[95] Among the many works whose publication was inspired by Hakluyt, was the issue in 1612 of an English version of the eight Decades of Peter Martyr, translated by Michael Locke, thus laying before the English reader whatever that industrious chronicler had written concerning Sebastian Cabot. The first three Decades, as we have already seen, had been translated by Richard Eden, many years before, and those were now adopted by Locke into his completed version; the work was entitled De Novo Orbe, or the History of the West Indies, etc., London, 1612. It contained a Latin dedication to Sir Julius Cæsar, and an address in English to the reader. The same sheets were also issued with another titlepage without date, and omitting the Latin dedication, and also again in 1628 with a new title, calling the book a second edition. [Copies of either issue are worth from £5 to £10, and even more. Fifty years ago Rich (1832, no. 130) priced one at £1 16s. The text was reprinted in the supplement to the 1809 edition of Hakluyt.—Ed.]

Purchas has several notices of the Cabots taken from Hakluyt principally, hereafter the great authority cited, and from Ramusio. His is the earliest mention made, within my knowledge, of Sebastian Cabot’s picture in Whitehall gallery, but he speaks of it as though it were displayed on Clement Adams’s map hanging there. He probably never took the trouble to visit the gallery himself, but wrote from wrong information.

[Purchas’s Pilgrimage gave his own form and language to the accounts of the voyages which he collected, and those in his eighth and ninth book concern America. It was published in 1613, when he was thirty-six years old. There was a second edition in 1614, and a third with additions in 1617, the year after Purchas inherited Hakluyt’s manuscripts. He now set about his greater work,—Hakluytus Posthumus, or Purchas, his Pilgrimes,—in which he changed his method, and preserved the language of the narratives, which he brought together. This was published in four volumes (part of the third and all of the fourth volume pertaining to America), in 1625; and the next year a new edition of his first work was brought out, which has ever since constituted the fifth volume of the entire work. The set has nearly or quite quadrupled in value during the last fifty and sixty years, and superior copies are now worth £100; such a copy however must contain the original engraved frontispiece with its little map of the world, which is seldom found, and “Hondius his Map of the World,” which is rarer still, on page 95, where ordinary copies show a reduplication merely of the map properly belonging on page 115. Mr. Deane owns Thomas Prince’s copy of the American portions, which are enriched with Prince’s notes. Samuel Sewall’s copy is in Harvard College Library. Purchas survived the publication but two years, and died in 1628. His service to the cause in which he and Hakluyt were so conspicuous workers, was great, but is not generally accounted as equal to that of the elder chronicler. See Clarke’s Maritime Discovery, i. xiii., and the references in Allibone’s Dictionary. Bohn’s Lowndes p. 2010, is useful in determining the collation, which is confused.—Ed.]

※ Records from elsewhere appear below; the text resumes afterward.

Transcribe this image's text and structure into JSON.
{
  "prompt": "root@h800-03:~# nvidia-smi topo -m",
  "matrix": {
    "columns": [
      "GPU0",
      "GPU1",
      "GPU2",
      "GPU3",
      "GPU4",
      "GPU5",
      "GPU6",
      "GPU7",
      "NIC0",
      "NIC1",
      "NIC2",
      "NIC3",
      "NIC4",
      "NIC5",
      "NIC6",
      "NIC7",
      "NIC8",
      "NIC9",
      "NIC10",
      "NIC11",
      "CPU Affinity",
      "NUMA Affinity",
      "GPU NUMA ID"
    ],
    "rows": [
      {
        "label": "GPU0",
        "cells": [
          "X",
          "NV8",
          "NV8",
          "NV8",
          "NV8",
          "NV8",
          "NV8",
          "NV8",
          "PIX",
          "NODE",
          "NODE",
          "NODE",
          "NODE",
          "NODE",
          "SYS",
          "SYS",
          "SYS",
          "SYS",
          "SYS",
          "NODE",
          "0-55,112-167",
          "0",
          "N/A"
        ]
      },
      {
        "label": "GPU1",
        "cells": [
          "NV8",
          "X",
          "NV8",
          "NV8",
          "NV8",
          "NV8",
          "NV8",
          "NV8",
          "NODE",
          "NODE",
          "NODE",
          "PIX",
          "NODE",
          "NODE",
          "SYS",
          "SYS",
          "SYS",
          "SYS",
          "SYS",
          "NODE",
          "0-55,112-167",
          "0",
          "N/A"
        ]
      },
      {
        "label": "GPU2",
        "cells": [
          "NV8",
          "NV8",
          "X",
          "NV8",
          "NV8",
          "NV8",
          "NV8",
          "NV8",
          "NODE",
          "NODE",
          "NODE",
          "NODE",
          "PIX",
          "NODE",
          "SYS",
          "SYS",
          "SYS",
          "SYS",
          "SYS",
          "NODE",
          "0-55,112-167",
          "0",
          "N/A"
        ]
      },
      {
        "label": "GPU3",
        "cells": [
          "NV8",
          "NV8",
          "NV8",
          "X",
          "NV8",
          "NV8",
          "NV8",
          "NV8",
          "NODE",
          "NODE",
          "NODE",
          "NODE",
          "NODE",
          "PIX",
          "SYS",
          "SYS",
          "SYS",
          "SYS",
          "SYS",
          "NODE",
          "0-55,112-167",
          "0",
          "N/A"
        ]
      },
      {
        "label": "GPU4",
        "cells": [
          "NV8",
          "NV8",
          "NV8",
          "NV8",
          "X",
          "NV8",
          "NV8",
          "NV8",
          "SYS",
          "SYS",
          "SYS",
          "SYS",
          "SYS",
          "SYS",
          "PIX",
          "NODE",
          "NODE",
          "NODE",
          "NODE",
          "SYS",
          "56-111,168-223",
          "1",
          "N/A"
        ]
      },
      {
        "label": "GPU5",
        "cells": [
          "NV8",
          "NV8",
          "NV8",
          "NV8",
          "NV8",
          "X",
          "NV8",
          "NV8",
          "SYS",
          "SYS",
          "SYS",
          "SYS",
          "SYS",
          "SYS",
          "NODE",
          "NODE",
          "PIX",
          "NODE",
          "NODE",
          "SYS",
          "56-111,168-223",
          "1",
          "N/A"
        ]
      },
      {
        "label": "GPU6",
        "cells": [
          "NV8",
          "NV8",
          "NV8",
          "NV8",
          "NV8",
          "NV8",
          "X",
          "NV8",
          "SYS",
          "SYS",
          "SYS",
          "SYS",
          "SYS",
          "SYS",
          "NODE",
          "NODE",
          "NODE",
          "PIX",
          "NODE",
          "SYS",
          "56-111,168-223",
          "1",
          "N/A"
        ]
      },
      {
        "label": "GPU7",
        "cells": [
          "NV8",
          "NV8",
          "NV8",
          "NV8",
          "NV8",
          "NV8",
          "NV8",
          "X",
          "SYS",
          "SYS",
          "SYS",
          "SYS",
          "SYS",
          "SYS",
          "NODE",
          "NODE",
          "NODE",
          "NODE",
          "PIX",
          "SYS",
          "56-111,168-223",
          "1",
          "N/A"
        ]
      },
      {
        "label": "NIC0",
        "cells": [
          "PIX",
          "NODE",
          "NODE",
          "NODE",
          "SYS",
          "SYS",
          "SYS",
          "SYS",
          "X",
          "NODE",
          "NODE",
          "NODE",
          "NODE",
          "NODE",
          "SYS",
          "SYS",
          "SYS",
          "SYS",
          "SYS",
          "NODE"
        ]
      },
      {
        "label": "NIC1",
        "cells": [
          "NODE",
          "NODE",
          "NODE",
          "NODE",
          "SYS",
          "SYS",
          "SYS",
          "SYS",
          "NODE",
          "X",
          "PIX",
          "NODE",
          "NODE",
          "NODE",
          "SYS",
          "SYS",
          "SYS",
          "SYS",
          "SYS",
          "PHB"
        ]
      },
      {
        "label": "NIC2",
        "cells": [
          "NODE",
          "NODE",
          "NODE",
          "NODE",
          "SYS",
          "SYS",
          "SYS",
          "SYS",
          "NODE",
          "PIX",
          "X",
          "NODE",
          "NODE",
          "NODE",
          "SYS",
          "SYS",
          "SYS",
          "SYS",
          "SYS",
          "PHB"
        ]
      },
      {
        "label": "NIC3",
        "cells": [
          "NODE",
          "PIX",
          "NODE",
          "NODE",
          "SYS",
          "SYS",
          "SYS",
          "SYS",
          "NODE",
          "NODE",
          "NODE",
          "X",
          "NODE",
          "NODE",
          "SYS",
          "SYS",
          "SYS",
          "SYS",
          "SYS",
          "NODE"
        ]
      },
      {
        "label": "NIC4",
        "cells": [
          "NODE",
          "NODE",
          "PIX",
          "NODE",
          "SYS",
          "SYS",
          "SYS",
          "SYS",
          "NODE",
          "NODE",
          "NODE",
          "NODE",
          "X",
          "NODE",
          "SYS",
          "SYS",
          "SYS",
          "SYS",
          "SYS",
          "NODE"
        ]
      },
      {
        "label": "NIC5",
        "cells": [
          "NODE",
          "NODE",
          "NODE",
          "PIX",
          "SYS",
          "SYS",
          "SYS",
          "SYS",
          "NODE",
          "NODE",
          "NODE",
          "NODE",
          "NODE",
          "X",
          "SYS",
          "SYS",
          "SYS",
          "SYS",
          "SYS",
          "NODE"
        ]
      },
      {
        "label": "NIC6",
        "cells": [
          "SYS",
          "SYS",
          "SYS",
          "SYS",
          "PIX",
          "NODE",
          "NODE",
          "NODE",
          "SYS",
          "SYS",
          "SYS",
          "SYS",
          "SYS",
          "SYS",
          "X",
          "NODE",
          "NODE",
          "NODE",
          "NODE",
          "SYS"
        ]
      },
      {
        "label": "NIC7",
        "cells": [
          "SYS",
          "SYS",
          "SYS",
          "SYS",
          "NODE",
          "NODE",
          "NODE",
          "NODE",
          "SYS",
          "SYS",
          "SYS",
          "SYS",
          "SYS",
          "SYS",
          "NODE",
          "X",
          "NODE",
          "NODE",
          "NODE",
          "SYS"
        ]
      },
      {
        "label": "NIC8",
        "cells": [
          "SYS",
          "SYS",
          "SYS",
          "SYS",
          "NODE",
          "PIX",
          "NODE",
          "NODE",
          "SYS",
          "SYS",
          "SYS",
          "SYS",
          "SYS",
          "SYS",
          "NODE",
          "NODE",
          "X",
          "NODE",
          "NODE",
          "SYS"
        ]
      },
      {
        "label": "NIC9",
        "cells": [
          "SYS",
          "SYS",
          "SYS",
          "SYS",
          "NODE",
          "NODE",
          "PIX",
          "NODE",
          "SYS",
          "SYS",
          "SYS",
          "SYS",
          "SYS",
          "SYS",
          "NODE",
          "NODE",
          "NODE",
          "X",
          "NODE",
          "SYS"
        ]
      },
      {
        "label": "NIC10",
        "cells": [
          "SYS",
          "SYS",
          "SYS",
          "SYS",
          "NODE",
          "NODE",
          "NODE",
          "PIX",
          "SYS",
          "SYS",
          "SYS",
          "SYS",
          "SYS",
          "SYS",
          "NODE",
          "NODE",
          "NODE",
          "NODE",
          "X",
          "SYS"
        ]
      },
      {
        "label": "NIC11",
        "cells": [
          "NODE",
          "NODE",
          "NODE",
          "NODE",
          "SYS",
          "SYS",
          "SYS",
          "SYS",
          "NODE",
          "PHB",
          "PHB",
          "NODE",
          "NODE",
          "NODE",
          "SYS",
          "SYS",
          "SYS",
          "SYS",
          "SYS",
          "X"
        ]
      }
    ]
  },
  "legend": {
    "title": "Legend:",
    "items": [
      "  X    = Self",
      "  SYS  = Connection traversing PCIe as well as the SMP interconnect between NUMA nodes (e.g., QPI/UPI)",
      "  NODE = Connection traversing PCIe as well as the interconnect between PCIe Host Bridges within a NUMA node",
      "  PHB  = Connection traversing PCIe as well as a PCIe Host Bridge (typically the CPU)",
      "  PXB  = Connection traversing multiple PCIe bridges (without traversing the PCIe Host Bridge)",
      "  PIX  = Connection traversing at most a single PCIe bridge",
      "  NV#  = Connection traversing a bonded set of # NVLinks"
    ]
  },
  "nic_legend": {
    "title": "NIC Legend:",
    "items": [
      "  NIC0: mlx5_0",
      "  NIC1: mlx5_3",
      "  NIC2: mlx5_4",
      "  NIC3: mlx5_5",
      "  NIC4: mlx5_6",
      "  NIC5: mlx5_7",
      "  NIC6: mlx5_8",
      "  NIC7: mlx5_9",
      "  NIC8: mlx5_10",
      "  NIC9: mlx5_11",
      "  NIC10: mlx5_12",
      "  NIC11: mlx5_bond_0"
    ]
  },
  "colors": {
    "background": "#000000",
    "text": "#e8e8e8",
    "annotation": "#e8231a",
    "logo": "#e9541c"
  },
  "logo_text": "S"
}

Bacon, in his Life of Henry VII. published in 1622, notices the voyage of Sebastian Cabot, in which North America was discovered; but mentioning no year implies that it took place in 1498. His principal authority seems to have been Stowe’s Chronicle.

A valuable work was published at Madrid in 1629, by Pinello D. Ant. de Leon, entitled an Epitome de la bibliotheca oriental i occidental, nautica i geographica, etc. of which a second edition, edited by De Barcia, was published in 1737-38. Particular mention is made in it of the several editions of the writings of Peter Martyr, though the information is not always correct. He says that Juan Pablo Martyr Rizo, a descendant of Peter Martyr, had a manuscript translation in Spanish of the Decades for printing, which we may well believe never appeared.

[96] In the Foreign and Domestic Calendars of Henry VIII., ii. pt. ii. p. 1576, Sebastian Talbot (Cabot) is named as receiving twenty shillings, in May, 1512, “for making a card of Gascoigne and Guyon.” He left soon after for Spain.

[97] Dec. i. p. 254, Madrid, 1730; Biddle, p. 98.

[98] Navarrete, Historica Nautica, p. 138.

[99] Page 119.

[100] D’Avezac, in Revue Critique, v. 265.